Thinking about the future of our planet and our communities creates considerable dissonance when it is stacked up against the reality of how our society is structured.

The HR Doctor, who loves national parks, is a member of the Sierra Club, has planted 10,000 trees on forest land in California and enjoys hiking, is having a wonderful time in a vehicle which is fuel inefficient.  He lives in over-crowded South Florida society. This is a region of perhaps 100 different public agencies competing with one another on issues as diverse as how many fire departments or police agencies (or HR departments, for that matter) are really needed, how many poorly regulated zoning areas are tolerable, how many high school students will not graduate, and much more.

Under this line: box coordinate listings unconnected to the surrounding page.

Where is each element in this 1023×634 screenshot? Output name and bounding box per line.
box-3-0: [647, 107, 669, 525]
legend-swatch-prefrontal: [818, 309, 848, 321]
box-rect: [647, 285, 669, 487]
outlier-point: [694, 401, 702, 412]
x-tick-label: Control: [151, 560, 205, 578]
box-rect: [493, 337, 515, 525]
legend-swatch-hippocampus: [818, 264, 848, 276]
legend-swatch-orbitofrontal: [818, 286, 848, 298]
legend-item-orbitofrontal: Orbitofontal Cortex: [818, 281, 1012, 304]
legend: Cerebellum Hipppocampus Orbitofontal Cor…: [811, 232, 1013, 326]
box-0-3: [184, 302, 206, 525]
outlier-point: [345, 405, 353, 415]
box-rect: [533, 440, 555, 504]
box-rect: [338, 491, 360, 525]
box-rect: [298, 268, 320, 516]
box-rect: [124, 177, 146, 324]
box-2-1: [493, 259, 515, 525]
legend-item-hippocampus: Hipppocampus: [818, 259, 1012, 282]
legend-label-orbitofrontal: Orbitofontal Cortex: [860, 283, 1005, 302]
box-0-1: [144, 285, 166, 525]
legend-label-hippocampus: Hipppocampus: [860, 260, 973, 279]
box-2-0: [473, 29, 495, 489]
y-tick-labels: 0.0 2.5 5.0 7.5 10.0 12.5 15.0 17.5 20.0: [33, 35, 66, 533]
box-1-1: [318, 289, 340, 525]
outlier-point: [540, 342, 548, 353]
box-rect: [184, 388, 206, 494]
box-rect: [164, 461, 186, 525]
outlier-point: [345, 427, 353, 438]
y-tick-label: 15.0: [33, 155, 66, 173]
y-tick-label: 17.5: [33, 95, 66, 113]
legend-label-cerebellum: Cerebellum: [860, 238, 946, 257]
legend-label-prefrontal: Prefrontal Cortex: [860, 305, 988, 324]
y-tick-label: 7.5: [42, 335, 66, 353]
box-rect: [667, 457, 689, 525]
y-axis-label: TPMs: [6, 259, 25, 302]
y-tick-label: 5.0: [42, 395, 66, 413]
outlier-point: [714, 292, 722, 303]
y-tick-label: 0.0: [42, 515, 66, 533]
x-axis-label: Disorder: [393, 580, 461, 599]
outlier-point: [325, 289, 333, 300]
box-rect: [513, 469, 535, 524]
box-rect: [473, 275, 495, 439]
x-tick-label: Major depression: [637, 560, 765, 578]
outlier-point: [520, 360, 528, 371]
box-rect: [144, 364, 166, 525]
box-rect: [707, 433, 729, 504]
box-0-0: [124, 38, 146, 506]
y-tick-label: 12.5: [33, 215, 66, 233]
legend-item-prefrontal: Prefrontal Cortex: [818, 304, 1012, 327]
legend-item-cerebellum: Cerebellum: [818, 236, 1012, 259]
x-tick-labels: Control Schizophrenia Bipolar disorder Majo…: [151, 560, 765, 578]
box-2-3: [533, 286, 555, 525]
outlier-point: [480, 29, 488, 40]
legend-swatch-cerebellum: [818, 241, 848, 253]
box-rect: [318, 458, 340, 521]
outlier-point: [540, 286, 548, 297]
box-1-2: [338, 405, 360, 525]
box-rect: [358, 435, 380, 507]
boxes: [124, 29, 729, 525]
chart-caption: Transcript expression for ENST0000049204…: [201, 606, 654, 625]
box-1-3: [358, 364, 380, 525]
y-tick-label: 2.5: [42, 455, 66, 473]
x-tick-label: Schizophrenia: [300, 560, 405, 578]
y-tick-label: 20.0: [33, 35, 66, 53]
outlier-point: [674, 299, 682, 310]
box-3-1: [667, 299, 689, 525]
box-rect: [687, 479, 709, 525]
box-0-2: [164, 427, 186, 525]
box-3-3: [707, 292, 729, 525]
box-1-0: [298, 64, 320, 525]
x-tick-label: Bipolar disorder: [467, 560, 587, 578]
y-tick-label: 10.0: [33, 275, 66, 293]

Agencies are often quick to make sweeping and positive commitments, such as “anywhere in 20 minutes” but only marginally able to marshal the resources and the will power to deliver on the promises. That must change — and soon.  Our traditional reliance on the hope of some breakthrough technology to save the day is not likely to appear fast enough or strongly enough to overcome the tremendous inertia of ingrained political and personal habits.

Resolving dissonance means having a vision and taking deliberate and consistent steps to bring vision and reality closer together. The opposite of dissonance is harmony.

While this article might have started out about the joy of driving a favorite car with the wind blowing in what’s left of my hair, it is really about the increasingly urgent policy and behavioral “brain transplants” needed to be in harmony with the survival of the our real community — the earth!

As that famous retired elected official, Kermit the Commissioner, said, “It’s not easy being green.” However it is increasingly critical and compelling.